Gaborik's speed is also invaluable on the defensive end. Just ask Nashville. The Predators broke out on a 2-on-1 only to have Gaborik skate hard all the way back to strip the puck carrier and snuff the chance without even as much as a shot on goal. "You have no idea what that does for our team when your best player back checks like that," says Cliff Ronning, who centers Gaborik's line. "It's not just him scoring amazing goals, it's him getting back when it's 1-1. Hess still young, but he is already one of the great talents in the NHL. I find myself going back to the bench after he scores a goal or makes a great defensive play, and asking, "did he really do that?"

Gaborik's speed is one thing, but how about that blink-and-you-miss-it shot of his? The kind of shot that once unleashed has the impact of a Barry Bonds homer into McCovey Cove. "What's so tough about Gaborik's shot is how incredibly quick it comes at you," says Phoenix goalie Brian Boucher who should know, since Gaborik's best games seem to happen against the Coyotes. "He'll fire the puck, and before you even have a chance to move, it's already in the net."

Scoring is something Gaborik loves to do.
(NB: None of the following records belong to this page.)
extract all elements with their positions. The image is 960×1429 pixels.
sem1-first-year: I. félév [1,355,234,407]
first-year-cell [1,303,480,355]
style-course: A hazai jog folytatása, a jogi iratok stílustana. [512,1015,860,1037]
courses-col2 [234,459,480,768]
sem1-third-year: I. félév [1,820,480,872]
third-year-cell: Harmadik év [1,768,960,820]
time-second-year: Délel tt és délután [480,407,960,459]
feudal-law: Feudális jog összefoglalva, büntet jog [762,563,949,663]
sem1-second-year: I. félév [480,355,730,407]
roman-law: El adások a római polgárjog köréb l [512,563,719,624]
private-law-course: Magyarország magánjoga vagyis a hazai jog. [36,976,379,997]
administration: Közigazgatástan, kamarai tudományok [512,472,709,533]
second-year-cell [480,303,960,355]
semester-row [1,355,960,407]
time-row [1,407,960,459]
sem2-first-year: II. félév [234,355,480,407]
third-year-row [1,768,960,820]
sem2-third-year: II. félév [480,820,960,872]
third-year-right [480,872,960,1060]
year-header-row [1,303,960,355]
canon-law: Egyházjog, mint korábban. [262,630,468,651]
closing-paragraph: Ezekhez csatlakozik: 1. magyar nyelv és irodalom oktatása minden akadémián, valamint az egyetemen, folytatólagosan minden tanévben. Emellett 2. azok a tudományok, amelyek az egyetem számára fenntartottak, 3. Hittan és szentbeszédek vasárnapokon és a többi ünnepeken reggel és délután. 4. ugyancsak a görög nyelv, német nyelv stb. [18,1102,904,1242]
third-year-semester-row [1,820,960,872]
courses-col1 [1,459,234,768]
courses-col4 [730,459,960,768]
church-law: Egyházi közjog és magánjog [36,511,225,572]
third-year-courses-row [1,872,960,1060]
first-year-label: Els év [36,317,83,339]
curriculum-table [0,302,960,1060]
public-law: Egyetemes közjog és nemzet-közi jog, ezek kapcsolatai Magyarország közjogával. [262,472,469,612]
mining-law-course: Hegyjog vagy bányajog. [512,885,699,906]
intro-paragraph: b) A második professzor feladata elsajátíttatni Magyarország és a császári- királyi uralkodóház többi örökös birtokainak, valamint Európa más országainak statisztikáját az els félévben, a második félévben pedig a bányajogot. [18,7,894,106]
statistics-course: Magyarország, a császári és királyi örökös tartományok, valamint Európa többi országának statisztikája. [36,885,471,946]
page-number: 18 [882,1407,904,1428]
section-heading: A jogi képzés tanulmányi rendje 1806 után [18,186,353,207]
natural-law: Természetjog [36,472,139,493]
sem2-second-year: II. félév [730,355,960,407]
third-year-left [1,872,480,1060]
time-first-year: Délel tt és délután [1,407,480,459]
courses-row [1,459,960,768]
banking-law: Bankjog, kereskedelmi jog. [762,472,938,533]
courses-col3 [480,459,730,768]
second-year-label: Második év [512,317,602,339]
Nothing, he says, beats the feeling of lighting the lamp, especially at the sold out Xcel Energy Center, when the crowd goes crazy. But a perfect world, the NHL is not. Look closely, for Gaborik does not have an "S" stitched across his jersey. He's not superman and for every string of games where he has delivered two or three goals, there have been a string of games where he's been bageled. Learning to work through the bad though, is further proof of how special and mature a player Gaborik has become. "When those tough times happen, you have to work extra hard to get through it. Believing in yourself is key. Never stop believing."

Wise beyond his years, and at the age of twenty, the promise of a truly special NHL career is all before him. As he surveys the hockey landscape, where does Gaborik see himself going from here? "I want to be a true leader for my team, and I want to be on top of my game. I want to be someone like Peter Bondra. He was my hero growing up and still is. He is an excellent player with great speed and a goal scoring touch. I have to keep improving to be a player like that, but my goal is to be like him someday."

Someday? Many believe someday for Marian Gaborik is already here. Now that's scary.